This course encompasses the study of musicians who lived in Laurel Canyon, in Los Angeles, California, between the years 1964--1970, including Joni Mitchell; Crosby, Stills, Nash & Young; Mama Cass; Frank Zappa, Jim Morrison; and many others. Students explore the evolution of popular music in this particular place and time. Students also examine the ways that the events and culture of the time contributed to this musical evolution, and the ways that the musical response affected culture. By exploring these connections, students come to see how songwriters engage with their environment as they attempt to write music that reaches and influences a large audience. The class emphasizes the importance of artists considering the world around them, and their place in it, as they create work that feels fulfilling to them, and also inspirational to others.
This interdisciplinary course explores how writers, filmmakers, musicians, political figures, and citizens continue to struggle with the diversity and tensions of Celtic identity. The focus of the course will vary from year to year to include a broad range of topics centered on the fusion in Irish, Scottish, and Celtic life of culture, politics, religion, history, drama and film, and music. Sample topics include films by Jim Sheridan, Neil Jordan, and Paul Greengrass; contemporary Celtic music such as Altan, Solas, and Capercaillie; literary works by such authors as Joyce, Yeats, J.M. Synge, Frank McCourt, Martin McDonagh, and Seamus Heaney; the Great Famine; emigration; the resistance to British rule; the Irish Civil War; "The Troubles" in Northern Ireland; and Scottish nationalism. Irish, Scottish, Welsh, Cape Breton, and other traditional musicians will visit the class to perform and discuss Celtic music and society.
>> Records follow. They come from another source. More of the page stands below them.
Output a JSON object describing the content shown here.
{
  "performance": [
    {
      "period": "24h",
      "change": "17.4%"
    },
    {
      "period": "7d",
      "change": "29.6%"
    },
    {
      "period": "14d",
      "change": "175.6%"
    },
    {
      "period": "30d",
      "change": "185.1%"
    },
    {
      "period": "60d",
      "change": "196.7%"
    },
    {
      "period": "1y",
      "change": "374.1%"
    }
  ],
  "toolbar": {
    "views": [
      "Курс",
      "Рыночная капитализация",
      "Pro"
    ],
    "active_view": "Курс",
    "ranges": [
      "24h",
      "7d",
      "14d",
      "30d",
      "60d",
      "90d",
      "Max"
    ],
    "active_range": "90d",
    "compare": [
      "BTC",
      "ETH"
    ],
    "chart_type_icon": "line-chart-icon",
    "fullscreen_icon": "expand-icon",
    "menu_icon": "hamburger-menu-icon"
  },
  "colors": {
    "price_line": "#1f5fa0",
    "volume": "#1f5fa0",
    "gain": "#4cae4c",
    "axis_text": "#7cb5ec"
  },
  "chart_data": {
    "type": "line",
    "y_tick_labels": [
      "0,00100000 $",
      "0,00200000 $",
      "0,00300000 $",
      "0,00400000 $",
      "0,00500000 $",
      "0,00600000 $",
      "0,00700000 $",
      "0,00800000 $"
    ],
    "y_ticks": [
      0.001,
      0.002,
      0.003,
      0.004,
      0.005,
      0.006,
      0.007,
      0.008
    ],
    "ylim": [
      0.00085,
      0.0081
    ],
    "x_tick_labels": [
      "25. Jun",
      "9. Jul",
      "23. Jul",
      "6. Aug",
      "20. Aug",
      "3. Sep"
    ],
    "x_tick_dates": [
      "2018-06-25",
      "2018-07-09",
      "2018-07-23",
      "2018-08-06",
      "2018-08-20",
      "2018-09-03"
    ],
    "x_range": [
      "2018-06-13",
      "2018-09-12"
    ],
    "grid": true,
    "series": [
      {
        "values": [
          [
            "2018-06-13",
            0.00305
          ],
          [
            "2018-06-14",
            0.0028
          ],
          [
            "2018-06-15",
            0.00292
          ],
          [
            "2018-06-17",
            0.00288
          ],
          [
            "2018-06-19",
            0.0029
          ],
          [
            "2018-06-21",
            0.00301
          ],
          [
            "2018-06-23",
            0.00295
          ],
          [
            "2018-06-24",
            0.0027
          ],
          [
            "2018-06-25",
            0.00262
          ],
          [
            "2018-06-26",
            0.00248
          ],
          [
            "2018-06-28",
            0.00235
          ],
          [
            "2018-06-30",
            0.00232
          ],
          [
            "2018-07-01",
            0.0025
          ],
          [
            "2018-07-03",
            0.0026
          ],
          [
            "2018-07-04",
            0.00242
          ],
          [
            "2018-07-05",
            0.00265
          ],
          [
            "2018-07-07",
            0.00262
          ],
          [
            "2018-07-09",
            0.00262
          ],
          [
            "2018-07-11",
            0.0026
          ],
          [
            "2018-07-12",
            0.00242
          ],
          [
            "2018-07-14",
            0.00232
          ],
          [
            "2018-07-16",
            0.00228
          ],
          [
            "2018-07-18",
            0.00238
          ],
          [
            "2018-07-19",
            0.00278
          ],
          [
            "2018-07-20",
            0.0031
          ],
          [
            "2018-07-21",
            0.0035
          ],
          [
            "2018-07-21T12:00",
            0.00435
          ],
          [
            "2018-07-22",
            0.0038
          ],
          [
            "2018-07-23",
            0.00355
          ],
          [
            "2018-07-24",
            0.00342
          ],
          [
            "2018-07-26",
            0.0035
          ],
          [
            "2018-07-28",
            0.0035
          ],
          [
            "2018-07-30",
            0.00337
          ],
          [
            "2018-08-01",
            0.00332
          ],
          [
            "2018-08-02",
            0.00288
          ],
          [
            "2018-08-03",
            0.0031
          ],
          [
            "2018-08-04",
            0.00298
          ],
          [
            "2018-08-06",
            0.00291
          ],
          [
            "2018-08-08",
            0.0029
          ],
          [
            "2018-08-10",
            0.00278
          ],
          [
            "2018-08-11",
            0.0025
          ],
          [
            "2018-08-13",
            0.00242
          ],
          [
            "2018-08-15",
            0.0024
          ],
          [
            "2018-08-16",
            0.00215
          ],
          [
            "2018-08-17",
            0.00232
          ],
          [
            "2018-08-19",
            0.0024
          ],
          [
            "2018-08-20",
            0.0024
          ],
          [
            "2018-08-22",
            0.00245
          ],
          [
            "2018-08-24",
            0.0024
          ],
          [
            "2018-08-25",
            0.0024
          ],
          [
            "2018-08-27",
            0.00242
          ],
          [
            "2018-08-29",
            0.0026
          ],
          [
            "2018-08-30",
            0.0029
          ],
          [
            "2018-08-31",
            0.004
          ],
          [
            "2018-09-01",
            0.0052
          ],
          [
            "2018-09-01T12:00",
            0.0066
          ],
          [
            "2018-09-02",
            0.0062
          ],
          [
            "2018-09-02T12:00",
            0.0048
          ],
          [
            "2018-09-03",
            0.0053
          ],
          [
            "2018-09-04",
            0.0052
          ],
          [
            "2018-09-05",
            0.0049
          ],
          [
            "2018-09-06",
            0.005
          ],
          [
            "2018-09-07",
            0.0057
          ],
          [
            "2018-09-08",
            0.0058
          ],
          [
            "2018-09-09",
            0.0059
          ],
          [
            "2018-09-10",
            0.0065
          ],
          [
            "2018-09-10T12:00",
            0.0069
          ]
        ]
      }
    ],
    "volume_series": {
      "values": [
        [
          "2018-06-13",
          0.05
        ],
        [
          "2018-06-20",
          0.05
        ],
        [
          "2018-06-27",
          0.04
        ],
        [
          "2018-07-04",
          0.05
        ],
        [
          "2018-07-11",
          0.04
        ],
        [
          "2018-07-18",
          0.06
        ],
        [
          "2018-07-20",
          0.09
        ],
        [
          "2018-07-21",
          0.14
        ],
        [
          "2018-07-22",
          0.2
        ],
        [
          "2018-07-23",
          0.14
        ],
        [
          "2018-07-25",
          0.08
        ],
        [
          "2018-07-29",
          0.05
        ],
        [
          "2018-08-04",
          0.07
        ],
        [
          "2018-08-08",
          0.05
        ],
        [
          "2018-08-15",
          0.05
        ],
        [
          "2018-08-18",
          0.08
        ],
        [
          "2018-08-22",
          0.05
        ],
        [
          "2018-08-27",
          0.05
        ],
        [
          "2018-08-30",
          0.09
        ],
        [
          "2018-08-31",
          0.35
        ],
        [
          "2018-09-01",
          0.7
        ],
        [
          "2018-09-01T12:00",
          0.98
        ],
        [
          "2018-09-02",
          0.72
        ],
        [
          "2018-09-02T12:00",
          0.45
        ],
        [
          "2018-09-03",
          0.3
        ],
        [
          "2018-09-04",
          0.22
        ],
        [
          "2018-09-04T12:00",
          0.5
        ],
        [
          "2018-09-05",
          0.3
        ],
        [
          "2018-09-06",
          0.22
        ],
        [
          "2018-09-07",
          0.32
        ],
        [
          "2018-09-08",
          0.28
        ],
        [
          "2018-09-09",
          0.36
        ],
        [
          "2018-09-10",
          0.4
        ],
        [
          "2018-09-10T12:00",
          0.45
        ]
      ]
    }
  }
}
This course offers critical and creative approaches to children's literature and the music that accompanies it, through literary analysis and student music compositions. This course posits that quality music for children can and should be both aesthetically interesting and intellectually engaging. We will look at music for children and explore connections bewteen children's music and children's literature. The course will focus on different genres, from classical and folk, to film scores and pop covers. We will also be reading and discussing the source material that inspired the music, including folktales, nursery rhymes, and works by Shel Silverstein, Lewis Carroll, Edward Gorey, and Roald Dahl, among others. Particular attention will be paid to the nature of the kind of diverse child audience that educators and performers will encounter in front of a classroom and an audience. While music composition is an integral part of this course, students from any major are welcome.
This interdisciplinary sociology and writing course explores the changing times, attitudes and music in the South. Students read journal articles, biographies, ethnographies, and interviews of those who live, know and write about Southern culture, tradition, music, its legacy, and new challenges. In examining the social change themes of individual strength, collective support and community, the class will learn how demographic, cultural, and social realities blur boundaries, tear down barriers, and pose challenges to a region that has long documented its struggles and conflict in written and musical expression.